The heatability test was performed by fixing the gas heater for road surface heating of the example and the comparative example on the asphalt pavement surface, heating the combustion net with the combustion gas, and measuring the temperature in the asphalt with the embedded thermocouple. .

In the adhesion test of the film, a cellophane tape was stuck to the surface of the film and adhered well, then the tape was peeled off at a stretch to observe the peeling of the film.In the heat shock test, a heat cycle of 800 ° C x 10 minutes at room temperature was performed. Was repeated 30 times, and the appearance of the coating was visually observed.

 These test results are shown in the lower column of the table.

In the above embodiment, an example in which the present invention is applied to a conventional gas heater is described. However, a similar effect is obtained when the present invention is applied to a kerosene heater.

[Effects of the Invention] As is clear from the above embodiments, in the road surface heater of the present invention, a heat radiation coating is formed on the surface of a wire mesh or a metal plate that generates radiant heat by firing a heat-resistant paint. As a result, the heat radiation is high and the asphalt pavement can be efficiently heated. Further, the formation of the coating is easy and the production cost is low. Furthermore, the film has excellent adhesion and heat resistance, and does not peel off even after repeated heat cycles.
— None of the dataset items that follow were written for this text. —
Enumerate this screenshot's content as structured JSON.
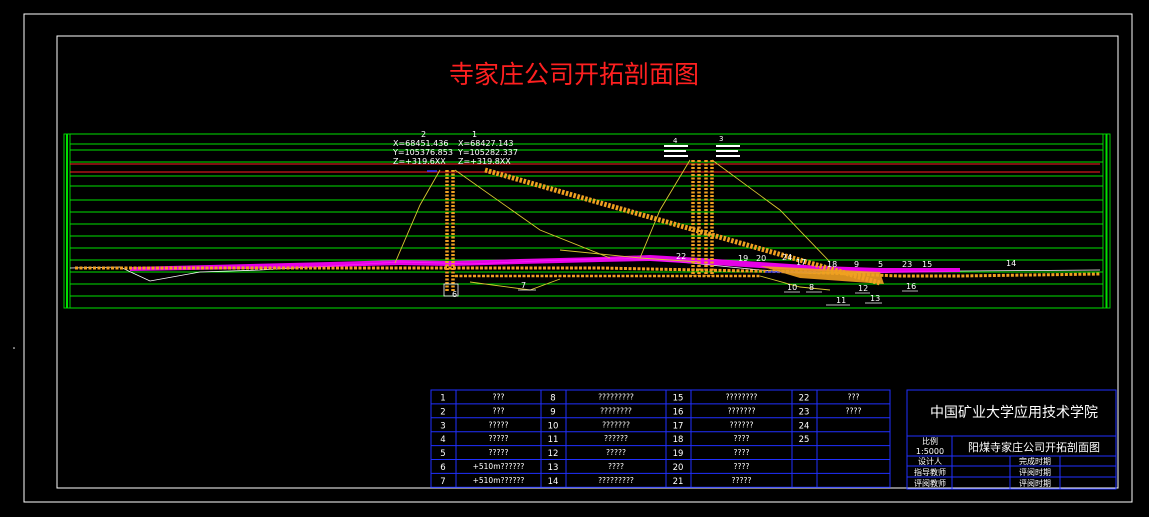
{
  "drawing": {
    "title": "寺家庄公司开拓剖面图",
    "colors": {
      "background": "#000000",
      "frame": "#ffffff",
      "title": "#ff2020",
      "grid": "#00e000",
      "red_line": "#ff2020",
      "roadway": "#f0a020",
      "strata": "#ff00ff",
      "blue": "#2030ff",
      "yellow_line": "#d8c830",
      "table": "#2030ff",
      "text": "#ffffff"
    }
  },
  "shafts": {
    "shaft_2": {
      "number": "2",
      "x": "X=68451.436",
      "y": "Y=105376.853",
      "z": "Z=+319.6XX"
    },
    "shaft_1": {
      "number": "1",
      "x": "X=68427.143",
      "y": "Y=105282.337",
      "z": "Z=+319.8XX"
    },
    "shaft_4": {
      "number": "4"
    },
    "shaft_3": {
      "number": "3"
    }
  },
  "callouts": [
    "22",
    "19",
    "20",
    "24",
    "17",
    "18",
    "9",
    "5",
    "23",
    "15",
    "14",
    "10",
    "8",
    "11",
    "12",
    "13",
    "16",
    "7",
    "6"
  ],
  "legend": {
    "col1": [
      {
        "n": "1",
        "t": "???"
      },
      {
        "n": "2",
        "t": "???"
      },
      {
        "n": "3",
        "t": "?????"
      },
      {
        "n": "4",
        "t": "?????"
      },
      {
        "n": "5",
        "t": "?????"
      },
      {
        "n": "6",
        "t": "+510m??????"
      },
      {
        "n": "7",
        "t": "+510m??????"
      }
    ],
    "col2": [
      {
        "n": "8",
        "t": "?????????"
      },
      {
        "n": "9",
        "t": "????????"
      },
      {
        "n": "10",
        "t": "???????"
      },
      {
        "n": "11",
        "t": "??????"
      },
      {
        "n": "12",
        "t": "?????"
      },
      {
        "n": "13",
        "t": "????"
      },
      {
        "n": "14",
        "t": "?????????"
      }
    ],
    "col3": [
      {
        "n": "15",
        "t": "????????"
      },
      {
        "n": "16",
        "t": "???????"
      },
      {
        "n": "17",
        "t": "??????"
      },
      {
        "n": "18",
        "t": "????"
      },
      {
        "n": "19",
        "t": "????"
      },
      {
        "n": "20",
        "t": "????"
      },
      {
        "n": "21",
        "t": "?????"
      }
    ],
    "col4": [
      {
        "n": "22",
        "t": "???"
      },
      {
        "n": "23",
        "t": "????"
      },
      {
        "n": "24",
        "t": ""
      },
      {
        "n": "25",
        "t": ""
      }
    ]
  },
  "title_block": {
    "institution": "中国矿业大学应用技术学院",
    "drawing_name": "阳煤寺家庄公司开拓剖面图",
    "scale_label": "比例",
    "scale_value": "1:5000",
    "designer": "设计人",
    "advisor": "指导教师",
    "reviewer": "评阅教师",
    "complete_date": "完成时期",
    "review_date_1": "评阅时期",
    "review_date_2": "评阅时期"
  }
}
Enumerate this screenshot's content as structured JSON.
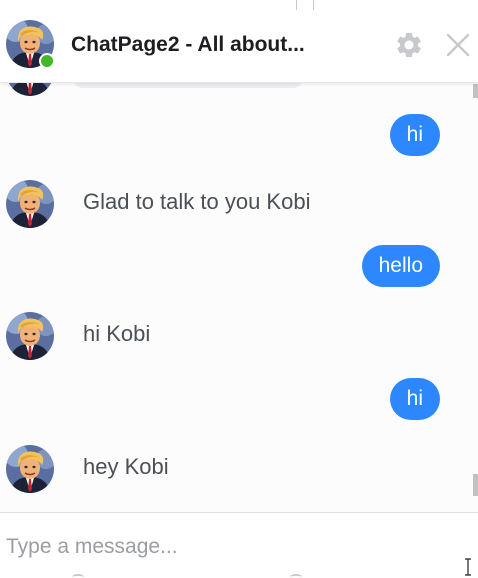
{
  "header": {
    "title": "ChatPage2 - All about...",
    "online": true,
    "settings_icon": "gear-icon",
    "close_icon": "close-icon"
  },
  "messages": [
    {
      "direction": "out",
      "text": "hi"
    },
    {
      "direction": "in",
      "text": "Glad to talk to you Kobi"
    },
    {
      "direction": "out",
      "text": "hello"
    },
    {
      "direction": "in",
      "text": "hi Kobi"
    },
    {
      "direction": "out",
      "text": "hi"
    },
    {
      "direction": "in",
      "text": "hey Kobi"
    }
  ],
  "composer": {
    "placeholder": "Type a message..."
  },
  "colors": {
    "outgoing_bubble": "#2d88ff",
    "online_dot": "#42b72a",
    "incoming_text": "#4b4f56"
  }
}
[Brief description of the drawings]

FIG. 1 is an enlarged sectional view showing a heat radiation portion of a road surface heater according to an embodiment of the present invention, FIG. 2 is a longitudinal sectional view of a conventional road surface heating gas heater, and FIG. FIG. 4 is a plan view of the kerosene heater, and FIG. 4 is a sectional view taken along line IV-IV in FIG. 2 ... vessel 4 ... combustion network 5 ... radiation network 6 ... combustion gas supply pipe 7 ... thermal radiation coating 12 ... frame 13 ... thermal insulation 14 ... vessel 15 ... windproof skirt 16 ... … Reflector 17… Combustion gas discharge hole 18… Infrared radiation tube 19… Kerosene burner

 ──────────────────────────────────────────────────続 き Continuing on the front page (72) Inventor Hiroshi Hashimoto 2-1-1 Oda Sakae, Kawasaki-ku, Kawasaki-shi, Kanagawa Prefecture Inside Showa Denden ▲ Ran ▼ Co., Ltd. (72) Inventor Kazuhiro Tomita Kawasaki-ku, Kawasaki-shi, Kanagawa (1-1) Osamu Oda 2-1-1 Showa Electric Railway Denran Co., Ltd. (72) Inventor Kako Sakamoto 2-1-1 Odaei Odaei Kawasaki-ku, Kawasaki-shi, Kanagawa Prefecture Harmony

Claims (2)

(57) [Claims] 1. The heat radiation part mainly contains at least one kind of organosilicon polymer selected from polyborosiloxane resin, polysilastyrene resin, polysilazane resin, polytitanocarbosilane resin and polycarbosilane resin. A heater for heating a road surface, comprising a heat radiation coating formed by applying a heat-resistant paint and firing. 2. The heat radiation portion is provided with (a) 100% by weight of at least one kind of organosilicon polymer selected from a polyborosiloxane resin, a polysilastyrene resin, a polysilazane resin, a polytitanocarbosilane resin and a polycarbosilane resin. In the part, (ii) titanium oxide and zirconium silicate and M
A heater for heating a road surface, comprising a heat radiating portion coating formed by applying and baking a heat-resistant paint containing 10 to 300 parts by weight of a composite oxide of n, Fe and Cu.